Hitler committed suicide in 1945, but I'm curious as to what would have happened to him if he hadn't. Did the Allies have any formal plans as to what they would do with Hitler if they caught him alive? Moreover, did the Allies agree on this plan, or would his ultimate fate have depended on which country caught him?
Some 22 surviving high-ranking Nazis were tried at Nuremburg after the end of the war, per agreement between the Allied powers.
The highest ranking of them, Hermann Goering was convicted of crimes against humanity and sentenced to death (although he committed suicide before his execution). The same would certainly have been true of Hitler had he lived to stand trial.
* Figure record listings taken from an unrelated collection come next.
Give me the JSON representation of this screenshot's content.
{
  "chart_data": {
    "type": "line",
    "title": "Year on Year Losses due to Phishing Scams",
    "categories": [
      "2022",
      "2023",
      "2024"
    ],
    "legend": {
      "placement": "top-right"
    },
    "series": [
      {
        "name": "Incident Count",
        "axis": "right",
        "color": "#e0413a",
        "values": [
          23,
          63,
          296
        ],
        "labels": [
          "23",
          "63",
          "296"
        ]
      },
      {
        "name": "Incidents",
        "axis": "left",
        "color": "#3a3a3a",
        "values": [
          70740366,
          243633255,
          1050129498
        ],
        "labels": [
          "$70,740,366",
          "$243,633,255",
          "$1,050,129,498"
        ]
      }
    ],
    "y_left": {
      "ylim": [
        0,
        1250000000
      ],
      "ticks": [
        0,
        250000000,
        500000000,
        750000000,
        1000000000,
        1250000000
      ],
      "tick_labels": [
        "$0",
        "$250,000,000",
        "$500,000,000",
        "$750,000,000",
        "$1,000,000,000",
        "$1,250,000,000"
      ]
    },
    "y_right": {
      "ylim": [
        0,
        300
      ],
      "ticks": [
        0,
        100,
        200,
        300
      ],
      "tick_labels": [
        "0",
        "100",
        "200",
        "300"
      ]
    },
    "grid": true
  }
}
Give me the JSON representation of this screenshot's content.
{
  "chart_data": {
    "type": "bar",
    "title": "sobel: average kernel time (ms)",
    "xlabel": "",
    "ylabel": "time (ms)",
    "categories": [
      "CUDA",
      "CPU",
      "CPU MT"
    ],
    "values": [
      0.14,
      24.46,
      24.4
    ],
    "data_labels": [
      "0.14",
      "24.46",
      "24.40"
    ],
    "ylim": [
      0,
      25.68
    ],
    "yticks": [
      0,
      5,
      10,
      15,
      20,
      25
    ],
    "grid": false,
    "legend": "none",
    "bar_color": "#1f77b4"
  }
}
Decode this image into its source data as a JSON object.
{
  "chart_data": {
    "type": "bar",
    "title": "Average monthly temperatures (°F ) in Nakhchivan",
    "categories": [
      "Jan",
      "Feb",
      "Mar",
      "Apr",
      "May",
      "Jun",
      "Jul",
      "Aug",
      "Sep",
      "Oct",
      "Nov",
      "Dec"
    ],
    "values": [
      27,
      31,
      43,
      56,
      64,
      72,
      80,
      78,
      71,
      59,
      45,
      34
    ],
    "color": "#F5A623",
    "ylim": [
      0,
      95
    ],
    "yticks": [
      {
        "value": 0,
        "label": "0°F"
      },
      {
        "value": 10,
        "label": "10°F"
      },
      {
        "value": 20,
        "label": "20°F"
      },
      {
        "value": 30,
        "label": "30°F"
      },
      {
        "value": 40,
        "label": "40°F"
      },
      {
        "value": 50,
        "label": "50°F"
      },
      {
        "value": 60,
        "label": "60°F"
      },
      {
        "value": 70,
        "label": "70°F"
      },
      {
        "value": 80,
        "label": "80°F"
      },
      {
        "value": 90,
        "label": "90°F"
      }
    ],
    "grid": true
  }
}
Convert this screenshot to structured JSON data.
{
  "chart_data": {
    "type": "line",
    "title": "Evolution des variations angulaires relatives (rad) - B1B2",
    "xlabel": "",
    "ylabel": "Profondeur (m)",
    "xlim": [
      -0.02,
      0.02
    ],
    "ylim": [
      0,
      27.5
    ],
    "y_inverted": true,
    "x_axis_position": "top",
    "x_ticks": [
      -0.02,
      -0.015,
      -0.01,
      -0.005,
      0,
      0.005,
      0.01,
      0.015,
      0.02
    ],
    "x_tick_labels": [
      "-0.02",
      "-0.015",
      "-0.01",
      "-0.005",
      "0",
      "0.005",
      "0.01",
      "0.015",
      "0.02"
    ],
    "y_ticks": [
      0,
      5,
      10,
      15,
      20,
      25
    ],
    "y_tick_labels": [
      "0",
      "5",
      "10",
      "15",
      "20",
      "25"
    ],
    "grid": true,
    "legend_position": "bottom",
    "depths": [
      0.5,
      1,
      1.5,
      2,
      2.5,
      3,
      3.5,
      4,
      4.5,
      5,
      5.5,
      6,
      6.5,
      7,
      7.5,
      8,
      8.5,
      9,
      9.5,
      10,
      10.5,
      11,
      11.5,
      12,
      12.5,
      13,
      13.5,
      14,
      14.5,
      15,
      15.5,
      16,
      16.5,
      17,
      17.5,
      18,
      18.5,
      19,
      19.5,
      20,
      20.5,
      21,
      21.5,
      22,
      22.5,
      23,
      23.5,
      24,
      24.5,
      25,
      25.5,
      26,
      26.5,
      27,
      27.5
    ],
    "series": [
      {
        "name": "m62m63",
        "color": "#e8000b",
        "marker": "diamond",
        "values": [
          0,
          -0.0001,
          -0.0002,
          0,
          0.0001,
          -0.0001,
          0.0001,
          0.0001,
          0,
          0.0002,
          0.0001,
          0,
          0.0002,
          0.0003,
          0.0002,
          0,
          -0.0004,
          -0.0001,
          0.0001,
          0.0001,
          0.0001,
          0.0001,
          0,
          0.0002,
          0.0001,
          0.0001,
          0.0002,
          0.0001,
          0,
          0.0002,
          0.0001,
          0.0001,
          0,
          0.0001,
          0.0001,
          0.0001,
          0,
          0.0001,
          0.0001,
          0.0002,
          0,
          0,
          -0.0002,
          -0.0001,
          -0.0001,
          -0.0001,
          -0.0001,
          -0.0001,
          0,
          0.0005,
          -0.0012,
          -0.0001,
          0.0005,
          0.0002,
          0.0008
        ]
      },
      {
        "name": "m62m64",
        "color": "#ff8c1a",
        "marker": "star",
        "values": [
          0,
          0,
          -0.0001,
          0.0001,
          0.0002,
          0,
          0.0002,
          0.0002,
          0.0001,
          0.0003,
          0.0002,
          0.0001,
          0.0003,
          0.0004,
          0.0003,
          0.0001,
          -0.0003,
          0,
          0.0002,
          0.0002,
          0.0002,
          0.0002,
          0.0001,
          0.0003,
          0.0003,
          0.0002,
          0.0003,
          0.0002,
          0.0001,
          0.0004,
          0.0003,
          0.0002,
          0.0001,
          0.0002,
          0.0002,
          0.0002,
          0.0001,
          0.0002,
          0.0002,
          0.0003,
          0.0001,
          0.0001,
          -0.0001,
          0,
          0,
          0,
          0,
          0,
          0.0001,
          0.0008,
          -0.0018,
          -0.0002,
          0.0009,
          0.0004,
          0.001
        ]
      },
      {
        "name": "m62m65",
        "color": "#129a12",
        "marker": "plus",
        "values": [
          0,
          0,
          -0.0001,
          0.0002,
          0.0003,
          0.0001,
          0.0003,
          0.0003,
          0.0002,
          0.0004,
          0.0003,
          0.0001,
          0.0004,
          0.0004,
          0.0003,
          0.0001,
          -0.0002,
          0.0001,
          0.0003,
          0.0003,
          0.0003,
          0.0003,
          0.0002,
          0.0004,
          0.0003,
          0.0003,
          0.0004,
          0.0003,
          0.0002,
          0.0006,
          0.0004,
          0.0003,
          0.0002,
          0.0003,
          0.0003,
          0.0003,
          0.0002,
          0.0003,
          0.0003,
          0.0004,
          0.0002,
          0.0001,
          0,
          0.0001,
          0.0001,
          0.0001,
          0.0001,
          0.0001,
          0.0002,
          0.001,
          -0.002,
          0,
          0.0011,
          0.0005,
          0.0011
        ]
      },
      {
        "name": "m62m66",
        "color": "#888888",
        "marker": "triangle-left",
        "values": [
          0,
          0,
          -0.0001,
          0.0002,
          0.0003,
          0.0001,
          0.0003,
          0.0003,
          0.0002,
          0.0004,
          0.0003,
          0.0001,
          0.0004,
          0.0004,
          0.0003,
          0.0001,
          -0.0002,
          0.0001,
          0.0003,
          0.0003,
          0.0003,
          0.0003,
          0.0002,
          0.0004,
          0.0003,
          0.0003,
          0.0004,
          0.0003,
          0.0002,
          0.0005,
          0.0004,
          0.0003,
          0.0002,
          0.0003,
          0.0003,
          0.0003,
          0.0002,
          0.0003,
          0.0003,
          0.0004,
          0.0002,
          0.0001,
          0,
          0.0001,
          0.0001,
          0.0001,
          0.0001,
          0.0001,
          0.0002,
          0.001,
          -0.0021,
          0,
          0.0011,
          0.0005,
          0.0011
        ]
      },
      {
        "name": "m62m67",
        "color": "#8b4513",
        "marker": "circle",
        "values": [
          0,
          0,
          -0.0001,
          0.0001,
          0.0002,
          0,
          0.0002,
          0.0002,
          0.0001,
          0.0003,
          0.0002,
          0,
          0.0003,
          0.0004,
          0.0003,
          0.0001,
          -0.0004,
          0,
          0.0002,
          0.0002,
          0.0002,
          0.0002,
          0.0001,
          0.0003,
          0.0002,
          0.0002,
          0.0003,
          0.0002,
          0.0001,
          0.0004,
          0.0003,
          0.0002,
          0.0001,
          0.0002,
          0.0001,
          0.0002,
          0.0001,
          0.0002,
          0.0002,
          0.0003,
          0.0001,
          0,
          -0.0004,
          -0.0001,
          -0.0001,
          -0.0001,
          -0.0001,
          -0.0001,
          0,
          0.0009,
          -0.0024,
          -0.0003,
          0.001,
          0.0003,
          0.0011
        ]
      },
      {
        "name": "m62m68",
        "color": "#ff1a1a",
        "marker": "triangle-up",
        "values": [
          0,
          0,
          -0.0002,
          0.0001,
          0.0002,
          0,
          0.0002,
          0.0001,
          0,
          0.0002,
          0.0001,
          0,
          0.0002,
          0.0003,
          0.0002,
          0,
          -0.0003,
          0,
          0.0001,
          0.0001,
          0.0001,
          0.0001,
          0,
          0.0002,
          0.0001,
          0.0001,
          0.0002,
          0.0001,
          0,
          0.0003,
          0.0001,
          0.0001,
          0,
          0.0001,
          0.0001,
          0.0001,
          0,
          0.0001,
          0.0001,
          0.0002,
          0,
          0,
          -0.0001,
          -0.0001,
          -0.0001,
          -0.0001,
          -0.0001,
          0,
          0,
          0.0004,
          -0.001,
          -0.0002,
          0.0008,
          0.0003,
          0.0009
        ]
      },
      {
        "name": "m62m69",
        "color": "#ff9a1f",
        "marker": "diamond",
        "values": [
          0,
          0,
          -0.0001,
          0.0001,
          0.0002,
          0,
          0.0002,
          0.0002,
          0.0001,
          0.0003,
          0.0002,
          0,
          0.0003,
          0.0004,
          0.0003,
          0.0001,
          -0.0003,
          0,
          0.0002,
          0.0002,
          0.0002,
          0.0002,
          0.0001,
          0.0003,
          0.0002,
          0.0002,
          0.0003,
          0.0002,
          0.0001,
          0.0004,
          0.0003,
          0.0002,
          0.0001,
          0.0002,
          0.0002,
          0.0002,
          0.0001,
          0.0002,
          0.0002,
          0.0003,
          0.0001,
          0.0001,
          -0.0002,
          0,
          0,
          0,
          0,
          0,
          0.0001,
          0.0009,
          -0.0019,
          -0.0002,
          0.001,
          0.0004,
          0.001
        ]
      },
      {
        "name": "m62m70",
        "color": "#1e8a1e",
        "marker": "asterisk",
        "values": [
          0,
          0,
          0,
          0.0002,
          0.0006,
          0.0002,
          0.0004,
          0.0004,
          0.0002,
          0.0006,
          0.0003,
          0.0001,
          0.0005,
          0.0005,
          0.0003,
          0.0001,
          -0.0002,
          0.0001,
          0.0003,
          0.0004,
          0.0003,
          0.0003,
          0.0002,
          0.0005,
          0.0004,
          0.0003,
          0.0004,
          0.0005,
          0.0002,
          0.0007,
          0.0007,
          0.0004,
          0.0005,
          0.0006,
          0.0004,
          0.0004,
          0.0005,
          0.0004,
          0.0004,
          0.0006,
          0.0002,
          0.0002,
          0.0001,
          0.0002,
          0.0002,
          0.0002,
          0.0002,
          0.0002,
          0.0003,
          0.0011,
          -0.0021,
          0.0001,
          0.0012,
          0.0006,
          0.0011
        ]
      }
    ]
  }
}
Actually, according to recently declassified records, it seems that Churchill was very much in favour of summarily executing Hitler should he be captured.
Whether this would have really become policy or remained just a bit of Churchillian bluster is impossible to tell.
This reminds of an American army "training" film I was shown in high school (!), which was an anti-axis propaganda piece. At the end of the film they showed three portraits, that of Hitler, Mussolini and Hirohito, while the narrator intoned, "If you see any of these men, doooooooon't hesitate!"
I think you can safely assume that if Hitler had been captured by the allies he would have been tried at Nuremburg and hung. A similar fate would have occurred if the Red Army had captured him.
The actual plan for Nuremberg was made by Army lawyer Murray C. Bernays at the direction of Henry Stimson, Secretary of Defense. After the Quebec Tri-Powers Conference in 1944, Roosevelt ordered Stimson to make a plan for the treatment of captured Nazi leaders and organizations. Stimson gave the job to Bernays who wrote a 6-page memo.
Murray C. Bernays, architect of the Nuremberg trials
The memorandum was originally classified SECRET but has since been de-classified and is archived at the Truman libary. Page images of the memorandum are available online.